The lawsuit Bailey v. Philadelphia, of which the March 18 motion is a part, was filed in federal court against the city of Philadelphia by the ACLU and Kairys, Rudovsky, Messing, Feinberg & Lin in 2010. The Bailey plaintiffs alleged that the city and the police department subject Philadelphians to stops-and-frisks without probable cause, violating their rights under the Fourth and 14th Amendments of the U.S. Constitution. They specifically argued that the city’s stopped-and-frisked residents on the basis of race, using the policy to discriminate against Black Philadelphians. The March 18 filing specified that Black Philadelphians, comprising only 44% of the city population were the subject of 71% ofpolice stops in the second half of 2019; while white Philadelphians, comprising 35% of the population were the subject of 22% of police stops. Statistical regression analysis conducted by city and plaintiff experts determined that the disparity could not be explained by other confounding, non-racial factors, such as crime rates and economic factors. Black Philadelphians, moreover, were about 50% more likely to be stopped without probable cause than white Philadelphians, and about 40% more likely of being frisked without reasonable suspicion.

In 2011, the city entered into a consent decree, by which its stop-and-frisk policies were made subject to certain restrictions. The court has been overseeing the city’s for nearly a decade, and in 2020, the city for the first time acknowledged in court that police stops in Philadelphia were being conducted with racial bias.” (Also in 2020, Philadelphia voters approved a referendum to amend the Philadelphia Home Rule Charter “to call on the Police Department to eliminate the practice of unconstitutional stop and frisk” – although the amendment is arguably tautological and mostly symbolic.)  

There is a total of eight demands in the March 18 filing and the city and the plaintiffs have agreed to five. These including the assignment of “specially trained Accountability Officers” to monitor racial bias in police stops in five police districts; the provision of “Bailey specific training” to instruct officers “on the Consent Decree and the Fourth and Fourteenth Amendment standards that govern stop and frisk practices”; and a “Command level review” of randomly selected documents and body-camera video relating to stops in five districts with high racial disparity in police stops.

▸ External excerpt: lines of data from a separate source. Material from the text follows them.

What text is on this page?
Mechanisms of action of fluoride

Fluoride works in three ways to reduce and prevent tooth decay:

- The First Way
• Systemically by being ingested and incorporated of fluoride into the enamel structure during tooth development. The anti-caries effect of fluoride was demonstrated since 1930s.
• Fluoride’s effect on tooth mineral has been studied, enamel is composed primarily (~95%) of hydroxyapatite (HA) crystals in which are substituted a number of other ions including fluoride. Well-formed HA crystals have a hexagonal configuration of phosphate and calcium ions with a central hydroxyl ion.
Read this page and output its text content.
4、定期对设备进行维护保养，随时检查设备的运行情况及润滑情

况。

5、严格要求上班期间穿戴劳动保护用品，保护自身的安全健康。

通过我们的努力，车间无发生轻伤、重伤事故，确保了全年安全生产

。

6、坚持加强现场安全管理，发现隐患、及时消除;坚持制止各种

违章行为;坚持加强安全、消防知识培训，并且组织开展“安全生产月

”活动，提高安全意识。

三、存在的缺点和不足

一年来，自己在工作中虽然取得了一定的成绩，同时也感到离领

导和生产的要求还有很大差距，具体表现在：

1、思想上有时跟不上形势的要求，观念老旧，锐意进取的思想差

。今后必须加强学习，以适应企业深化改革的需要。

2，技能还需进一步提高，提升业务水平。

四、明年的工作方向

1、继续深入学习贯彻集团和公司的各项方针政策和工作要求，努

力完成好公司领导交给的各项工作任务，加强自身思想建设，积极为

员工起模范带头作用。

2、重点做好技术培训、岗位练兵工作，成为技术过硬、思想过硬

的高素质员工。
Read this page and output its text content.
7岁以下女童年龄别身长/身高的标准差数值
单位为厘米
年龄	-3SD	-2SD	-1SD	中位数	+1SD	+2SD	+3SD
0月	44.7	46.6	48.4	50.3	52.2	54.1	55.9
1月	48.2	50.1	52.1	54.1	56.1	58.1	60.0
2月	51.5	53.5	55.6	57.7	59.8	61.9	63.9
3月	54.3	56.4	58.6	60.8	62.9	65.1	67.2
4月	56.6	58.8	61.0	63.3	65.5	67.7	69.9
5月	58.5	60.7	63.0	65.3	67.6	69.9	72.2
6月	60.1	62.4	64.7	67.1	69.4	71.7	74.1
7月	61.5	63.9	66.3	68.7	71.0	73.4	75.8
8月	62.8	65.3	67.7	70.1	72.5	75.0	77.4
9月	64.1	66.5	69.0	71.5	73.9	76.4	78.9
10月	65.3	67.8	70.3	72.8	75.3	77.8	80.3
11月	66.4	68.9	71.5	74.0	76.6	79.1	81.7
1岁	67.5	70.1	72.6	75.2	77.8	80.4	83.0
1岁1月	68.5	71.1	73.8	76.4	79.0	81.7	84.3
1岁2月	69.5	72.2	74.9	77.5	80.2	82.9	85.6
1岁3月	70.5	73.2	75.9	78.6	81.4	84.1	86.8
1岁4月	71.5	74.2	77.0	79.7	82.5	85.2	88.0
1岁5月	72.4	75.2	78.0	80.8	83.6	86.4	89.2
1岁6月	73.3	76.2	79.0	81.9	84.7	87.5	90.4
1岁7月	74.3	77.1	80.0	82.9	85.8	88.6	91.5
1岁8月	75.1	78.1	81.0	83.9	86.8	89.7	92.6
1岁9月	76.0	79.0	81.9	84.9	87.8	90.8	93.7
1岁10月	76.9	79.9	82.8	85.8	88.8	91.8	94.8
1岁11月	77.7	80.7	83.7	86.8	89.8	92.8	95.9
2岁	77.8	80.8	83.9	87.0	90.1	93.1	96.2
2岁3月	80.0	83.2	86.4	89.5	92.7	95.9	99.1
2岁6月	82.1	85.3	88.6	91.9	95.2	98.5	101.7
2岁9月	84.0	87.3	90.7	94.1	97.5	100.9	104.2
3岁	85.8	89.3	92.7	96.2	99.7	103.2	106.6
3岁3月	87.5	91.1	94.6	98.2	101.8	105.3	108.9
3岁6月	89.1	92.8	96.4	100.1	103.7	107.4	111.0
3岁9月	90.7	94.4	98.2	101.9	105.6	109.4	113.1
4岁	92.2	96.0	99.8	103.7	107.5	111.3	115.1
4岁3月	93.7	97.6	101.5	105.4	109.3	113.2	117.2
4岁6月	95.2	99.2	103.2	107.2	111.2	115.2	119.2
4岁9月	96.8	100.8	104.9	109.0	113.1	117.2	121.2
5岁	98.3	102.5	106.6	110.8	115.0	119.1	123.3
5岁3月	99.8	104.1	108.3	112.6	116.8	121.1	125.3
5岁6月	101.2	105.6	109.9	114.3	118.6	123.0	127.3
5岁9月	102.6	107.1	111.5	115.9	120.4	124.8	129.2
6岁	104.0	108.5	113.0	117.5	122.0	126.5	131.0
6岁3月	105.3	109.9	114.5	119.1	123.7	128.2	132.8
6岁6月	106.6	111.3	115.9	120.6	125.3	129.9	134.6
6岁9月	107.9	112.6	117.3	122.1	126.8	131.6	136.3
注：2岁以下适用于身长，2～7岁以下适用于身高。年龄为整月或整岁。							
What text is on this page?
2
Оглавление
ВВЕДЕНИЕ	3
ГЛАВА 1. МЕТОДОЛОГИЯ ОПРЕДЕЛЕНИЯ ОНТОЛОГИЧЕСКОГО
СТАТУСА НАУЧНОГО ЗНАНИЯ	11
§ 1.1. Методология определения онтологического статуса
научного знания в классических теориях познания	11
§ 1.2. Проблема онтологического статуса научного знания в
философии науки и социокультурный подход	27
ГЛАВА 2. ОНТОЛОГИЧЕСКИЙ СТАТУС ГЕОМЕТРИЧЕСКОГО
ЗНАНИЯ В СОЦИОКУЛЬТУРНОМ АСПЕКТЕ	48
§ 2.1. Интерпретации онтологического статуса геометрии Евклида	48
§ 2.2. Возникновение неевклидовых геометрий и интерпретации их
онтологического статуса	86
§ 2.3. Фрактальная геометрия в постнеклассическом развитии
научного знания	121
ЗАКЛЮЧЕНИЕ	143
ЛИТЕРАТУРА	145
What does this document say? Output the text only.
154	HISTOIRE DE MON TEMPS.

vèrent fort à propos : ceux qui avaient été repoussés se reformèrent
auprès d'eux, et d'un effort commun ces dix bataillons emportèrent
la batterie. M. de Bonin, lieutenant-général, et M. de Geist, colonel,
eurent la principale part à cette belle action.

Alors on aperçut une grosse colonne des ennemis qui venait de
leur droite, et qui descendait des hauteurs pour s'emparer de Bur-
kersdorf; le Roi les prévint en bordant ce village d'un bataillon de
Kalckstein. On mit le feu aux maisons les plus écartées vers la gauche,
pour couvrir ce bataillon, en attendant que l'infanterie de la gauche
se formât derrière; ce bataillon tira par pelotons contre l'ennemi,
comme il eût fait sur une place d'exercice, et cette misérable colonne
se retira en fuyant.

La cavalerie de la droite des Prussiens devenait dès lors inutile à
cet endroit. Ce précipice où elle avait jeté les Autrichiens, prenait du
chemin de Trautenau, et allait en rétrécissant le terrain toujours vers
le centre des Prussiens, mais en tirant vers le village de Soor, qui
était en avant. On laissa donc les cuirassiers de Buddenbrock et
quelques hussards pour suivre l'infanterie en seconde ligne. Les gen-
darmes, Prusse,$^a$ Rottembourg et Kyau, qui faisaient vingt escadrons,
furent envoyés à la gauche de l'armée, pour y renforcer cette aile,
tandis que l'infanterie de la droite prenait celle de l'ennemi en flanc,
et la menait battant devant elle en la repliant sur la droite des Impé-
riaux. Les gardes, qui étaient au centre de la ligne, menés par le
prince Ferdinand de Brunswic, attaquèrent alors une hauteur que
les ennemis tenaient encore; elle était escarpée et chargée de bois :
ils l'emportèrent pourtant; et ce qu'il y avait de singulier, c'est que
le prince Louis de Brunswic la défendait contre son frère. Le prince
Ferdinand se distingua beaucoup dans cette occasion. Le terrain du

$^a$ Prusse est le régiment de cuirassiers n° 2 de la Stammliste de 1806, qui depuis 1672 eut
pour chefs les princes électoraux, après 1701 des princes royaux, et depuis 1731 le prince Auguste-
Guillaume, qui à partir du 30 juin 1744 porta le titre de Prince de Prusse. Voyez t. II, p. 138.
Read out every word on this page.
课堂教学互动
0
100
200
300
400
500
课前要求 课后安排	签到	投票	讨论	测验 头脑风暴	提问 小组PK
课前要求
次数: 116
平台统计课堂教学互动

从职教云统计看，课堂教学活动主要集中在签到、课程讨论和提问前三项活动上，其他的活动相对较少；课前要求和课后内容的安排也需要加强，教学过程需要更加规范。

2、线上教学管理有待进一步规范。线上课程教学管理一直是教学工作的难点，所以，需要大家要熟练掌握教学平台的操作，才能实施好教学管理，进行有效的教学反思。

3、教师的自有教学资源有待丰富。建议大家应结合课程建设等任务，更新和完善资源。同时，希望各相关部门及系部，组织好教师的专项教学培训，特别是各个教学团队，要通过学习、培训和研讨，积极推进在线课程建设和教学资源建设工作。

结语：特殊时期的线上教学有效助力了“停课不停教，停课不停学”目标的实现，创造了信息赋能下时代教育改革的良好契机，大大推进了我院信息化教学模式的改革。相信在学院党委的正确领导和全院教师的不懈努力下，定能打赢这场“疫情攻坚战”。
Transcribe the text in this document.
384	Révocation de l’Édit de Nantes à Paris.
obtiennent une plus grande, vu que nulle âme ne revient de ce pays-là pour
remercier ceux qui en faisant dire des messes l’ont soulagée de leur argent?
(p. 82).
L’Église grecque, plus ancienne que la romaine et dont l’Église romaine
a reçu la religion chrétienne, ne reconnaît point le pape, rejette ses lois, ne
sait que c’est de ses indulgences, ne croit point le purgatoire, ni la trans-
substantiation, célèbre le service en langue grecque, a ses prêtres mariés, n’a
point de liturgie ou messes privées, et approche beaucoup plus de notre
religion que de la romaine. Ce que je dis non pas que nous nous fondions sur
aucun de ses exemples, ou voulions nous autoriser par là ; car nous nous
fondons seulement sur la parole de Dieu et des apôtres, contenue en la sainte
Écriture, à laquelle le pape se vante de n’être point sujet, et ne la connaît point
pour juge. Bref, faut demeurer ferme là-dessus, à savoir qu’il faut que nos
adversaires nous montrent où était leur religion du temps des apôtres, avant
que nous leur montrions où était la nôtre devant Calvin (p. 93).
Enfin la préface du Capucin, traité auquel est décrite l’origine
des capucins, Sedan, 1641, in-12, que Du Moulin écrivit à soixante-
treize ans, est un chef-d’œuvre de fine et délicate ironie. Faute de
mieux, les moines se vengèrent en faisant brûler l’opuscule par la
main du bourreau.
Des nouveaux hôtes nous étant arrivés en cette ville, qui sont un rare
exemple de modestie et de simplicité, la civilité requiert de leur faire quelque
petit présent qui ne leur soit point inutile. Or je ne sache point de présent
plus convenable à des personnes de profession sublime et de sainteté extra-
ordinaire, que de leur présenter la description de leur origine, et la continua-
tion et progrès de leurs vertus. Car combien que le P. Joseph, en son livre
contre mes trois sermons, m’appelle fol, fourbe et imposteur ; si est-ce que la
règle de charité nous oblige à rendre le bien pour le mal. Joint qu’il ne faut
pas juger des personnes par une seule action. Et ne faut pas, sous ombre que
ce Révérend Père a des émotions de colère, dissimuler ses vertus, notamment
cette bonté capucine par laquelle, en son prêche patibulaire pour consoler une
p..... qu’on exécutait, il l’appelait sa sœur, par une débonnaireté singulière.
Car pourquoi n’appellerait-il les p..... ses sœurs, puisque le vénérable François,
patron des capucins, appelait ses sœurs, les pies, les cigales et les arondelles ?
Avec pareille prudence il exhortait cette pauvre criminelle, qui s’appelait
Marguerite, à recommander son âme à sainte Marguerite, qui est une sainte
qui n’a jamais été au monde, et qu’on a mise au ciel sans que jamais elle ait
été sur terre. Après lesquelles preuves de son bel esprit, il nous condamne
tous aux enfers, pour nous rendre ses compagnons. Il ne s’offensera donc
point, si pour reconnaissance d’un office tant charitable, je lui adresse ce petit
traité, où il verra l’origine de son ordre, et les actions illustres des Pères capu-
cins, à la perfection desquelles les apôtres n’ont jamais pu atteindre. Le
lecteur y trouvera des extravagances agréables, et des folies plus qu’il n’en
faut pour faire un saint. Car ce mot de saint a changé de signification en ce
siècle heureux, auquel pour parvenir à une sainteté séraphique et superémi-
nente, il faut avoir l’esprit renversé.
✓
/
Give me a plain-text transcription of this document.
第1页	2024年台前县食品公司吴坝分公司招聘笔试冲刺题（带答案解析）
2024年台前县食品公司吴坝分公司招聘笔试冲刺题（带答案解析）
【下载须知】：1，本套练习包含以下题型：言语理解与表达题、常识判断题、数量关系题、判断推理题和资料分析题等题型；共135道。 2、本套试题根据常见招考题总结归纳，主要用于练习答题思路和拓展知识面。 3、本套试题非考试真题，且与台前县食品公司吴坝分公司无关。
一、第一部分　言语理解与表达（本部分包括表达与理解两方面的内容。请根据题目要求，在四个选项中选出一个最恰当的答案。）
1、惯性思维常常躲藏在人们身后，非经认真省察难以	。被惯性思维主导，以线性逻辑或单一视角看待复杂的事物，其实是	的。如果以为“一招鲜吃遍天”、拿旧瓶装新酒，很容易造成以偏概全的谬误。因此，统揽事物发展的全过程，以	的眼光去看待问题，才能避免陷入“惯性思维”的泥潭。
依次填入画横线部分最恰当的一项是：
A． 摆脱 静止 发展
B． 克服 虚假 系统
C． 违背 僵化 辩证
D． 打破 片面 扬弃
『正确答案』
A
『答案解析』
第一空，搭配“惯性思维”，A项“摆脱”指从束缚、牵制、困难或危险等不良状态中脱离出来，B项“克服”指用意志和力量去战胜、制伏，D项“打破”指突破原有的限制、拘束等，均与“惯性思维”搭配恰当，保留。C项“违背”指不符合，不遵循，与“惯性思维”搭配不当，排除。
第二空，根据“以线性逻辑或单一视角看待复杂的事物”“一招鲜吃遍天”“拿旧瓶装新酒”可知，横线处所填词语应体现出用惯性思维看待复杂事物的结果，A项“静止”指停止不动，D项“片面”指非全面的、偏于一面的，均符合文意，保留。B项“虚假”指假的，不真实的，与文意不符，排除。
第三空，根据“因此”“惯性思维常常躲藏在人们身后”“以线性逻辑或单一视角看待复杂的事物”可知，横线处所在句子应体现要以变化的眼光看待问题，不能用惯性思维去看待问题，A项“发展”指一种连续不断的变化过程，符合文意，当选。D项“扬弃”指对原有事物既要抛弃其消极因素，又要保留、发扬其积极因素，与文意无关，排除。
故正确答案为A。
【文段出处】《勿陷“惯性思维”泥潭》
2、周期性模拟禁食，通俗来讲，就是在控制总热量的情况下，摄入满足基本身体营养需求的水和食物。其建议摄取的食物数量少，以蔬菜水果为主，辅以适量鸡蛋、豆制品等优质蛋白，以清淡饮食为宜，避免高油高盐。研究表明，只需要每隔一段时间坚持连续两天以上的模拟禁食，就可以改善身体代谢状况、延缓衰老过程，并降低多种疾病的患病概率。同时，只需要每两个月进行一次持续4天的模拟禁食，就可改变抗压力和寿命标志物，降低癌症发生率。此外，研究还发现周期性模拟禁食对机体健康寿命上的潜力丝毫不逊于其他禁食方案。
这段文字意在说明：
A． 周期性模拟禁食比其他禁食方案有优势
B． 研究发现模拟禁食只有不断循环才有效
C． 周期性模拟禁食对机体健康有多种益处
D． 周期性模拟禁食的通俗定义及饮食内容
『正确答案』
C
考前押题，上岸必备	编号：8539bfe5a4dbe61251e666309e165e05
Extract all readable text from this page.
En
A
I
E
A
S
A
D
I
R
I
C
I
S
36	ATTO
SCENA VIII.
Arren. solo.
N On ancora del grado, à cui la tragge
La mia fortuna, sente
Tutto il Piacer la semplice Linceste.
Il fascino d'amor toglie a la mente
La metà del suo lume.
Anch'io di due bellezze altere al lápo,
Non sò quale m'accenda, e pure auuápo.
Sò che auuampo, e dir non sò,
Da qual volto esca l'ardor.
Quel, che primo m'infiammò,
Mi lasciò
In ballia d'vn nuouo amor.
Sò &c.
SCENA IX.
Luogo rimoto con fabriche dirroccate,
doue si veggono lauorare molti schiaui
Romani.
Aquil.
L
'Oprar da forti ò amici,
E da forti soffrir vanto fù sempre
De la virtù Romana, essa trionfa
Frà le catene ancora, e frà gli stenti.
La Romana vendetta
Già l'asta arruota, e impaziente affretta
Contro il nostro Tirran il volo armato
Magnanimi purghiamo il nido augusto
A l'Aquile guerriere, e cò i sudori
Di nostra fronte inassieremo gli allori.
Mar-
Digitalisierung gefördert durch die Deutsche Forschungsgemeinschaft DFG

The three demands that the city has not agreed to involve the dispute regarding quality-of-life offenses, and a process by which the department would discipline officers for conducting police stops with racial bias.

Rudovsky said he expects a ruling from the court within a couple of months.

The credibility of the city’s commitment to their obligations under the Bailey consent decree was undermined earlier this year by a leaked police memo from February. In the memo, a police captain scolds officers under his command for not conducting enough police stops. He then encourages officers to make motor-vehicle stops, partly because “motor vehicle codes give officers probable cause for a stop which avoids the issues we have with the Bailey Agreement.”

Rudovsky said that the city’s commitment to adhering to its Bailey obligations has improved somewhat over the last few years under the Kenney administration. He also said that the high-level leaders, such as the mayor and the police commissioner, seem willing to work with the court to achieve reform. Documents like the February memo and the quality-of-life memo nevertheless indicate to Rudovsky that the city is still resistant to enacting reform.

“That’s the basic question,” Rudovsky said when asked if the police department and city were working to adhere to the Bailey agreement in good faith. “There’s obviously resistance in the Police Department.”

Outlaw and Cortes, in their joint statement following the retraction, said that they would “work with Plaintiff's counsel to determine a more thoughtful and appropriate method to solicit community input on this issue.”

Spector said that properly getting community input should not be something that proves to be this challenging to a city’s elected officials.

“Responsible leadership should know how to solicit community support, I’m not going to give them guidance on how to do that,” Spector said. “They just did it wrong.”